O mercado brasileiro de máquinas e equipamentos industriais encerrou o ano de 2025 com faturamento líquido total de R$ 298.982,38 milhões, com crescimento de 7,3% na comparação com o ano anterior. O resultado positivo foi obtido apesar de o setor ter fechado o mês de dezembro de 2025 com receita líquida total de R$ 21.236,64 milhões, uma queda de 9,9% em relação ao mês de novembro passado e redução de 3% na comparação com dezembro de 2024. Os dados foram divulgados pela Abimaq no dia 28 de janeiro.
“Em 2025 tivemos um primeiro semestre forte e depois desaceleração”, disse Cristina Zanella, diretora de Competitividade, Economia e Estatística da Abimaq, frisando que o crescimento ocorreu tanto no mercado doméstico, como no internacional.
Para 2026, as expectativas, segundo a diretora, são de novo crescimento, embora em ritmo mais lento. A receita líquida total deverá crescer 4% e a receita interna bruta deve apresentar expansão de 5,6%. As exportações devem apresentar estabilidade.
No mercado interno, o faturamento líquido em 2025 somou R$ 221.680,89 milhões, com crescimento de 8,4% em relação a 2024. Em dezembro, a receita líquida no mercado doméstico de R$ 13.432,41 milhões é 20% menor que a do mês de novembro e 10,5% inferior ao do mesmo mês de 2024.
EXPORTAÇÕES – Em 2025, as exportações totalizaram US$ 13.821,61 milhões, crescimento de 5% em relação a 2025. No mês de dezembro, as vendas externas somaram US$ 1.431,16 milhões, com crescimento de 12,6% em relação ao mês anterior e 30,2% na comparação com o mesmo mês de 2024.
“Houve, no período, aumento na quantidade exportada que, aliado ao crescimento das vendas para países da América Latina e Europa, compensou as perdas decorrentes da desaceleração do mercado norte-americano e queda dos preços internacionais”, diz o relatório distribuído aos jornalistas pela Abimaq.

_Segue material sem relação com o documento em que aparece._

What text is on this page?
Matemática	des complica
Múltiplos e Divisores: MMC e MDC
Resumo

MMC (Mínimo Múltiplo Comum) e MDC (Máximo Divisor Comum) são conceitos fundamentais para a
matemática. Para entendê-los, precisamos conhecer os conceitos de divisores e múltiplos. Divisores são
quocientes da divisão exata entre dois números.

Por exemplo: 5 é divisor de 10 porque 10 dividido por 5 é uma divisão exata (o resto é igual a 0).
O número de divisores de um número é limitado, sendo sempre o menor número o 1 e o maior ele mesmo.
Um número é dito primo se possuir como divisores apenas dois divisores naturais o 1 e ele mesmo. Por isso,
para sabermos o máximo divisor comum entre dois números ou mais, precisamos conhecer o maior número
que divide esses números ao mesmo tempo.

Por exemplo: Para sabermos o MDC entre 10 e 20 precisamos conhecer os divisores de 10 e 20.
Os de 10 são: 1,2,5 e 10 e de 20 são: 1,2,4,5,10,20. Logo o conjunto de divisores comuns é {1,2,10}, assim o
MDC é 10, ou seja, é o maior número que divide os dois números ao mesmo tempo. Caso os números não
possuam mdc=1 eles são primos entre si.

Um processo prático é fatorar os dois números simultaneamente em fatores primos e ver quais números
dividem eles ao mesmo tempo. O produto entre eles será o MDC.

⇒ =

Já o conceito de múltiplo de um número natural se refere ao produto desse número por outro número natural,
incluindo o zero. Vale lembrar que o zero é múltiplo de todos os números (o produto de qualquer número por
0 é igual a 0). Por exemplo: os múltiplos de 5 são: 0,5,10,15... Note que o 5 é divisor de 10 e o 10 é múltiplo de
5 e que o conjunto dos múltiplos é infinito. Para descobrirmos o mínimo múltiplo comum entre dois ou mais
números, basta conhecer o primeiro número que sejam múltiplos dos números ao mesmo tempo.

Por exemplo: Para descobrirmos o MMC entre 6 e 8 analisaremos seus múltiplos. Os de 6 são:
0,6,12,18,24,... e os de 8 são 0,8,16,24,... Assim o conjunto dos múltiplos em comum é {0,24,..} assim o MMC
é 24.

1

No acumulado do ano de 2025, dentre os setores com melhora nas vendas externas, se destacaram os fabricantes de máquinas para infraestrutura, agricultura e de componentes direcionados para extração de petróleo. Por outro lado, houve queda nas exportações de equipamentos para indústria de transformação (fornos, moldes, equipamentos para solda, controle de qualidade e outros).
Apesar da queda de 9,1% nas vendas para os Estados Unidos, em razão do aumento na alíquota do imposto de importação de máquinas brasileiras, os aumentos de 38,4% nas exportações para a Argentina, de 74,3% para Cingapura, de 17% para o Chile e de 22,5% para o Peru, resultaram em crescimento nas exportações. Em razão deste resultado, os Estados Unidos que até 2024 eram responsáveis por 27% do total das exportações de máquinas brasileiras, em 2024 passaram a representar 23% do total.
RECORDE DE IMPORTAÇÕES – Em 2025, importações setoriais totalizaram US$ 32.172,72 milhões, 8,3% a mais que no ano anterior. É o maior nível da história do país. No mês de dezembro de 2025, as importações foram de US$ 2.950,02 milhões, 19% a mais que em novembro e 12,2% acima do observado no mesmo mês de 2024.
O relatório da Abimaq indica que, depois das crises de 2015-2016 e da pandemia da Covid-19 em 2020, o movimento de substituição da produção nacional por bens importados ganhou força. Esse movimento fez aumentar o déficit na balança comercial de máquinas e equipamentos do país de uma média de US$ 8 bilhões naquele período para mais de US$ 18 bilhões em 2025, um aumento de mais de 120% em 15 anos. Considerando apenas os dois últimos anos (2024-2025) a piora no déficit da balança comercial foi de quase 45%.
No ano o crescimento das importações foi observado em seis das sete atividades econômicas mapeadas. Destacaram-se os aumentos nas importações de máquinas para infraestrutura, para bens de consumo e para a indústria de transformação. As importações de máquinas e equipamentos, em 2025, representaram 46% do consumo nacional, proporção semelhante à observada em 2024, mas quase o dobro da participação observada antes de 2014.
No acumulado de 2025, a China continuou com participação elevada no total importado pelo Brasil (32,5%). Houve no período crescimento de 12,1% das importações da China em relação a 2024, o que ampliou a distância em relação aos tradicionais fornecedores de máquinas e equipamentos no Brasil.